Tech enthusiasts are never short of some fresh news to obsess over every week. Rumored discussions between social-media player Foursquare and tech giant Apple to incorporate Foursquare’s ‘location’ data in Apple’s critically hammered Maps App is the latest bit of tech news which has everyone speculating about the implications of a possible deal. Raising the chatter over mobile maps was the little tidbit that Google’s recently released Maps App for iOS devices had seen over ten million downloads within a couple of days of release.

Shifting battleground

Markets such as US and Europe now have more smartphone users than feature phone users. Indian smartphone penetration is estimated at a paltry 3-4 per cent but it is growing at a rapid enough clip to have global majors rushing their releases to Indian shores at prices which are not as ridiculous as disparities in the PC market.

But here’s the important bit. Folks who have smartphones do a lot more with their devices than those who own vanilla feature phones. They browse the web, read stuff, listen to music, look to share stuff with friends and find stuff like recommendations for restaurants, shops and the ilk through their phones. Friendly smartphones also have map services to point users in the direction of those restaurants, shops and other entertainment. For tech majors such as Google, Apple, Facebook and smaller players such as Foursquare, being able to point you in the right direction and giving you a voice on whether you loved or hated a certain place tells them a lot about your preferences and possible choices.

Smartphones as saviours

Apple and Google through iOS and Android respectively are the two largest and mature players in the smartphone space which is estimated at 640 million users globally. They’ve got users who walk around with these handy devices asking (Google Voice or Siri) or typing questions (Google Search, Bing etc). Some of these users give answers too through services like Foursquare. Foursquare users air to those logged into the service where they have been entertained or where they like to dine.

Given Apple’s recent difficulties in building a reasonable map service for their mobile users, such localized info could be soothing balm for its irked user base. This is especially the case given Google and Nokia have rushed in with its own apps. Facebook has also been hard at work on Facebook Nearby which provides similar functionality to Foursquare.
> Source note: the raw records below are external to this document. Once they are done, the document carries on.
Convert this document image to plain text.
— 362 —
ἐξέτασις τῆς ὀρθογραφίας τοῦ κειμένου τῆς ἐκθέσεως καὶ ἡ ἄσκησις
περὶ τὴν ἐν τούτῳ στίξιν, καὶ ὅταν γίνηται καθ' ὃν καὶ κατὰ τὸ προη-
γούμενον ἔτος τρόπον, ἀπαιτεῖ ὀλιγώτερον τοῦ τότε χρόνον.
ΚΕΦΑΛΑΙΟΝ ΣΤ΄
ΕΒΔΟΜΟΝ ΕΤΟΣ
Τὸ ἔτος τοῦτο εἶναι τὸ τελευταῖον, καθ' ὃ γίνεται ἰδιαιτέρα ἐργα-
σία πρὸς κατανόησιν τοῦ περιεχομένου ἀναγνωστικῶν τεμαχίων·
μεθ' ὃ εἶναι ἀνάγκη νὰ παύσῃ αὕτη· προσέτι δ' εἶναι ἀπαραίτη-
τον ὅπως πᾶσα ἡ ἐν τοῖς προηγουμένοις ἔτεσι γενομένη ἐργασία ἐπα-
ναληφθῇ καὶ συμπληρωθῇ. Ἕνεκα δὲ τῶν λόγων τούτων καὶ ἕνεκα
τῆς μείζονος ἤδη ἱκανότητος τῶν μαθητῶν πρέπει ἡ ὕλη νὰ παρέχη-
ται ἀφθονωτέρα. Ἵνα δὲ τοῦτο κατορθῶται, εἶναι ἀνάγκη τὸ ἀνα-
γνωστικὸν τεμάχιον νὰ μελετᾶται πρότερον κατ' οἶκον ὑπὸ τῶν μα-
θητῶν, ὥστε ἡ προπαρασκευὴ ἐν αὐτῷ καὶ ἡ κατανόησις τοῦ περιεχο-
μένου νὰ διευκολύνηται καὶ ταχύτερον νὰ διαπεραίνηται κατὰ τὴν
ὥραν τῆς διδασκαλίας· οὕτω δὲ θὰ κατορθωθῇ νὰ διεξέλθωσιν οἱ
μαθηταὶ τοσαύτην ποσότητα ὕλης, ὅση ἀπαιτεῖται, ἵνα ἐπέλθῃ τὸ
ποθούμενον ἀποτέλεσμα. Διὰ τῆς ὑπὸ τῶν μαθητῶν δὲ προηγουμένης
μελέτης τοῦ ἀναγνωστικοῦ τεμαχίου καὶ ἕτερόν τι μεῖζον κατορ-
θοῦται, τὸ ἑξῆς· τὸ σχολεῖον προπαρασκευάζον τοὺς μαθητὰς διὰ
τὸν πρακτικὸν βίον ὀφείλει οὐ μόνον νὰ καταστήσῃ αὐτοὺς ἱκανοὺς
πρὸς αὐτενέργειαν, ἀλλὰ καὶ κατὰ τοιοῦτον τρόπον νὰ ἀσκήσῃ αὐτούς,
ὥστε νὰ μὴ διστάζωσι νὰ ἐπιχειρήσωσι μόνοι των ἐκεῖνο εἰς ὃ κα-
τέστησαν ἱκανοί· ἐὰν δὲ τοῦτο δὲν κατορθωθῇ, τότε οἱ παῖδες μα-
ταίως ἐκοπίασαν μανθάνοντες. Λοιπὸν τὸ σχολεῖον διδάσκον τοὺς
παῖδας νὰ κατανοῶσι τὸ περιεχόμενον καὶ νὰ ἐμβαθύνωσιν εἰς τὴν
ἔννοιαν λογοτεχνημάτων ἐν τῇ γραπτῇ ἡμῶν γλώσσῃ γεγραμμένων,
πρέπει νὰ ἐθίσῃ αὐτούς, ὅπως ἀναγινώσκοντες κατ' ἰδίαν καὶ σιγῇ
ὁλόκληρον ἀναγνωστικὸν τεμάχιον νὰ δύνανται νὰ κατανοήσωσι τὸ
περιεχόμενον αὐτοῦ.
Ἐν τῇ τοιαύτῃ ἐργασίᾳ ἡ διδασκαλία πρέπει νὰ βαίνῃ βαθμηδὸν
By rolling together city maps with listings of local restaurants, shopping , tourist destinations and whether those near and dear to you love or hate the experience, tech companies want to combine a tour guide, opinionated best friend and cumbersome map into a single attractive package. At the end of the day, these tools cost the user nothing, so why do companies continue to pour money into maps, search, social networks and other esoteric gizmos? They’re just refining what they hope is the holy grail of personalized advertising.

Footing the bill

As things stand, advertisements through newspapers and televisions are blunt instruments which hope scale and reach makeup for large swathes of possible irrelevance. Social networks and mobile devices provide convenient data catchments which can be used to better target potential consumers. Are you looking for a nearby coffee shop or suit sale? Search for it on an iOS device, Google Maps or Facebook and up pops a neat little graphic telling you how to get there, what’s the offer and what your friend thought of it.

Are you a lost tourist looking for a cheap bed and breakfast and the bus or train that gets you there? One of the three aforementioned services again comes to your rescue. The better you are at giving directions and serving up relevant info, the more people use the service. That gives Apple, Google or whoever else leverage to walk up to micro, small, medium and large businesses and tell them they’ve got the data on who would be interested in their products or services. This could be the future of advertising, and it starts with multi-billion dollar companies retracing where that favourite childhood pastry shop of yours is.